Les élections de mi-mandat de novembre 2018, qui verront le renouvellement de la Chambre des représentants et d’un tiers du Sénat, constitueront le grand test de la popularité de Trump et des conservateurs sur le terrain. Pour l’heure, malgré un taux d’approbation global historiquement bas – autour de 30 % – l’électorat républicain, malgré un léger effritement, soutient Trump à plus de 75 %.

Le Président tient aussi sa majorité par le pouvoir qui est le sien de nommer des dizaines de juges fédéraux conservateurs.

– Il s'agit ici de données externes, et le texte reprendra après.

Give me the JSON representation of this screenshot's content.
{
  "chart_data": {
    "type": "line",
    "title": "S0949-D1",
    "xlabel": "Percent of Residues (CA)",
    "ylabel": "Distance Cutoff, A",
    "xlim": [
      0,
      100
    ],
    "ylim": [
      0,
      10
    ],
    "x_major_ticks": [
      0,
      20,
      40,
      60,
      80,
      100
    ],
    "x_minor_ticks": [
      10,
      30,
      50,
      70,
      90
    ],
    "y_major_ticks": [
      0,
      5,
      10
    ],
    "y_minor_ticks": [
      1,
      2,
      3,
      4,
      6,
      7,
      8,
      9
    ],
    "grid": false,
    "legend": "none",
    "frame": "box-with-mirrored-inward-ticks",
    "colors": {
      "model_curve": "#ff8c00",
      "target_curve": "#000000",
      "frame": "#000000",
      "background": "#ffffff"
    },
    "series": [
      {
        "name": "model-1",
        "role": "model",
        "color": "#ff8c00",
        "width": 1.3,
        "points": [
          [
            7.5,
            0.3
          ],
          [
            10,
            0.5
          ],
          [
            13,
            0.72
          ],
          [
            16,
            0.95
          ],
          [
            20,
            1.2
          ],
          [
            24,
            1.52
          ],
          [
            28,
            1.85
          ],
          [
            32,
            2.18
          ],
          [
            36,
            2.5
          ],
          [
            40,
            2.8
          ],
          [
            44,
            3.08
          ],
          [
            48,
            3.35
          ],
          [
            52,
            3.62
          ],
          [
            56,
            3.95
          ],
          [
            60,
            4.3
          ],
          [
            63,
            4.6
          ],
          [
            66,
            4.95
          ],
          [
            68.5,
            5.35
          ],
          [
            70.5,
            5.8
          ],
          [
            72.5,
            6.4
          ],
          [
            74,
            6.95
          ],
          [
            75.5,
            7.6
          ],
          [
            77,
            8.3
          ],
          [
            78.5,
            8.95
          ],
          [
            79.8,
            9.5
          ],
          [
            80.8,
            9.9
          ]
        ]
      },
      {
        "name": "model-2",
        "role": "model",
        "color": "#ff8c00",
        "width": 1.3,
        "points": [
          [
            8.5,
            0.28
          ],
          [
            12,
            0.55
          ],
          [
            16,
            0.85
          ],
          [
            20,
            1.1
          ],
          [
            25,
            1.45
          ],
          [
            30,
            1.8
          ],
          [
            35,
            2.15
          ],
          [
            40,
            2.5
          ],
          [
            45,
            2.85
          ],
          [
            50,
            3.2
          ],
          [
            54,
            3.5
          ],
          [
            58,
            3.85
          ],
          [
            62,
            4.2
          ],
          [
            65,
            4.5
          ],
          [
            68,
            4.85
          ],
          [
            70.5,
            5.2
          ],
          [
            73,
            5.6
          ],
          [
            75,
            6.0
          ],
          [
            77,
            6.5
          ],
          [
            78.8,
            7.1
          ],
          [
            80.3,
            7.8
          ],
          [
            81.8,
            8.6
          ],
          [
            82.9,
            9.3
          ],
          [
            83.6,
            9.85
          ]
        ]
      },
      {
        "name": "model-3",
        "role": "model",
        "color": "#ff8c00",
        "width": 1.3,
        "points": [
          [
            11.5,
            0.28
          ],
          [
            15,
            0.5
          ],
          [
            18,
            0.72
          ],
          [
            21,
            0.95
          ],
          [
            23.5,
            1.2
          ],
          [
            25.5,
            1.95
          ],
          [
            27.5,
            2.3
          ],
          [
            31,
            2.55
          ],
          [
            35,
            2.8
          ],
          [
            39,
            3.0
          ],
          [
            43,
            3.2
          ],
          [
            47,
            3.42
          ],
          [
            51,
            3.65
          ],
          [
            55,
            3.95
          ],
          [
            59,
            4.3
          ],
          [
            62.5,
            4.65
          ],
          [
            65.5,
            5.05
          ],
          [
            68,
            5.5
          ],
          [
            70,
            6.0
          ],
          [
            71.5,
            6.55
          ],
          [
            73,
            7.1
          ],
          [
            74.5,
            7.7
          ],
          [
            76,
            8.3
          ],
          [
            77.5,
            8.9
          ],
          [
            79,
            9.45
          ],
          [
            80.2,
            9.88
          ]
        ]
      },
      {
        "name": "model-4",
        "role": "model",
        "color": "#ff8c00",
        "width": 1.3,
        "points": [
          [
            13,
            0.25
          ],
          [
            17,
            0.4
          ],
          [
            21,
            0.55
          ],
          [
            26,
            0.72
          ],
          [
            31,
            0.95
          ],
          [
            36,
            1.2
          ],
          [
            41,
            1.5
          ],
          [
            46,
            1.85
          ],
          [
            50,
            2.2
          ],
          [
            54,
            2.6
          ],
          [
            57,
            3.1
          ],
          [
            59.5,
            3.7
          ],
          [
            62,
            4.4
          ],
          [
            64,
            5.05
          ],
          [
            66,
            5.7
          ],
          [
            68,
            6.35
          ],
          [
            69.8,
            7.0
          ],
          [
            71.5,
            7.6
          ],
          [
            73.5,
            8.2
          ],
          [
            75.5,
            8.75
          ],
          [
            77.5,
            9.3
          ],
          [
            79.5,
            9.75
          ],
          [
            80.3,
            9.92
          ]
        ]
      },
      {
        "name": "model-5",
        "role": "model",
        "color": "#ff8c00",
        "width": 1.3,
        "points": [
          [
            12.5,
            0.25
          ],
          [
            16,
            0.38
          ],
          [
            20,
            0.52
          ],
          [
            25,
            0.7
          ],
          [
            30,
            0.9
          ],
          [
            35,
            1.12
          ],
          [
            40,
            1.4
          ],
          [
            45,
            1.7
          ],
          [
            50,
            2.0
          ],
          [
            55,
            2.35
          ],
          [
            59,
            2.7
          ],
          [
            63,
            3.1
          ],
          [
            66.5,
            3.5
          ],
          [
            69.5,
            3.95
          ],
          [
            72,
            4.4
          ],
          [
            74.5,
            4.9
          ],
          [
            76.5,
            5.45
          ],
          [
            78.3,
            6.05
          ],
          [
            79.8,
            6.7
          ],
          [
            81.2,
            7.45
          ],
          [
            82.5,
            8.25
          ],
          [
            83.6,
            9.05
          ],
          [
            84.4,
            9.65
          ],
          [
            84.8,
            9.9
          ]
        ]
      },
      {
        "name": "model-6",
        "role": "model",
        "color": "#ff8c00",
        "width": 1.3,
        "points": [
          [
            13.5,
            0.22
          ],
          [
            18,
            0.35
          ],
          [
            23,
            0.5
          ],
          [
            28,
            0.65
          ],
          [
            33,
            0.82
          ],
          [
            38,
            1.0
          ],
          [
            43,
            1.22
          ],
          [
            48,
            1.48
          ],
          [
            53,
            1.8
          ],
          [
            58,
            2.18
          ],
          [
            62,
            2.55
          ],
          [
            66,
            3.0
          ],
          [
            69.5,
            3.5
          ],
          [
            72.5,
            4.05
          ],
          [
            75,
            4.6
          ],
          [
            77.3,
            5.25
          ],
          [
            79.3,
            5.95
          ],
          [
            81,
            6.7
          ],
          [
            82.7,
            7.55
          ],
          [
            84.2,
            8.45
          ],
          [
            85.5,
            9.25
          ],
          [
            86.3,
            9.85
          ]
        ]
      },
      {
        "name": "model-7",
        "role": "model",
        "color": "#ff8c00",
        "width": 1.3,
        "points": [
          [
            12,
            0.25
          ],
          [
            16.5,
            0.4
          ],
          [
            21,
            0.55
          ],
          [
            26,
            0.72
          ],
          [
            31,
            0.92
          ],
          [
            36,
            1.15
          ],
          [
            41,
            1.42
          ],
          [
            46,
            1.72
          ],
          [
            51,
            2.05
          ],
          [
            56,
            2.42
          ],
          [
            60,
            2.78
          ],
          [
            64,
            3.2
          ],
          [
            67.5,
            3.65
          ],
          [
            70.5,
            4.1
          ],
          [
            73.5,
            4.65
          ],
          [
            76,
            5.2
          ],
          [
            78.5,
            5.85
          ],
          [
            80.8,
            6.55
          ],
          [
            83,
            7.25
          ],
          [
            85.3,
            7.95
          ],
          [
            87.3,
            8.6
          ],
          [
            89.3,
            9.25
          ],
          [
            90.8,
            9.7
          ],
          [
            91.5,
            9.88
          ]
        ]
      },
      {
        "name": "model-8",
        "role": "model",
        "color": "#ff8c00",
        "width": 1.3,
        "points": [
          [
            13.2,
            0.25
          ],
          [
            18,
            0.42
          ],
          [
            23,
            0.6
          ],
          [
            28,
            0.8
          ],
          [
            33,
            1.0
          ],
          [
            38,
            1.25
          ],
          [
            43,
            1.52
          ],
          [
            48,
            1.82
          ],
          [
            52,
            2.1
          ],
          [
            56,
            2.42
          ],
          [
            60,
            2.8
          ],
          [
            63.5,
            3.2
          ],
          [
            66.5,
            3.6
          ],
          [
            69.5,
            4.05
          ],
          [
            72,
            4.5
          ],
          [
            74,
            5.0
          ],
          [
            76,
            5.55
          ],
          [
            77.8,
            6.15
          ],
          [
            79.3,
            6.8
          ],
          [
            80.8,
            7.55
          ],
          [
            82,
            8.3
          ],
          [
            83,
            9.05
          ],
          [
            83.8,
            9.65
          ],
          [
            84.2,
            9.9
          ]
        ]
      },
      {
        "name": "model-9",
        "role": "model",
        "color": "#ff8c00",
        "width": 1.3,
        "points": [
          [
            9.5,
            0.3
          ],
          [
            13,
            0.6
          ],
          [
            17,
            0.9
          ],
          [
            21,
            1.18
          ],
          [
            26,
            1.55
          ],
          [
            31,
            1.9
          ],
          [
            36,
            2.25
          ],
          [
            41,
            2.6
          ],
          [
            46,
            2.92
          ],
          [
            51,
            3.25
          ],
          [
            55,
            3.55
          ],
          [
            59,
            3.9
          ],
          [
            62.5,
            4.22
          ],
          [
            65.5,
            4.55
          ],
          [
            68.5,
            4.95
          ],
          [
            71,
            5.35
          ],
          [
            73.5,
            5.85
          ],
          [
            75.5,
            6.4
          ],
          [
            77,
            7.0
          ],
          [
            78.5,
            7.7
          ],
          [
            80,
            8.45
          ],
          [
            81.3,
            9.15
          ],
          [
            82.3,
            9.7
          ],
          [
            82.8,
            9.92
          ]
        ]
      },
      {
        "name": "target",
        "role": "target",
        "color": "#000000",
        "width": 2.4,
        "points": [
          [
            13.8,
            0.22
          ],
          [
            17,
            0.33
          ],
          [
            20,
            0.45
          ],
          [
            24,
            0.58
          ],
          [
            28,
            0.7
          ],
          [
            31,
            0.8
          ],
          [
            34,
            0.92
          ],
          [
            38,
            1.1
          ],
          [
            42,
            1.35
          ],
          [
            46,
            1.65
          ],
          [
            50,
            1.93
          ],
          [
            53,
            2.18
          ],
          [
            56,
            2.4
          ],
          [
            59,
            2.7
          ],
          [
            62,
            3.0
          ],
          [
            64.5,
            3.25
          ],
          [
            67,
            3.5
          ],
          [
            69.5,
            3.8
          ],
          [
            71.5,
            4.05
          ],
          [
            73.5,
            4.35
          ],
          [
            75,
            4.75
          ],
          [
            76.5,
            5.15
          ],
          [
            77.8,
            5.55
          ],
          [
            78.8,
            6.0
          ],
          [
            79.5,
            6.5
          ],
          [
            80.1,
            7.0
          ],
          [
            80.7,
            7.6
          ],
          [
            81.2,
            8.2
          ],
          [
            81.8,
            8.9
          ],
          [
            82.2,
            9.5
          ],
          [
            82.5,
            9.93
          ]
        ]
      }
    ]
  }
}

Mais si la campagne de 2018 montre que ce soutien s’affaiblit, les congressistes lâcheront le Président. Le pire, pour lui, serait bien sûr qu’il perde sa majorité au Congrès. Dans les deux cas, la menace d’une procédure d’impeachment se fera très concrète. On n’en est pas encore là. Certes, les rumeurs sur les tractations du parti pour soutenir un autre candidat républicain en 2020 vont bon train. Mais le parti et le Président ont encore besoin l’un de l’autre, faisant ressembler Washington à une voiture au point de patinage avant un démarrage en côte. Tout ne va pas si mal pour Donald Trump.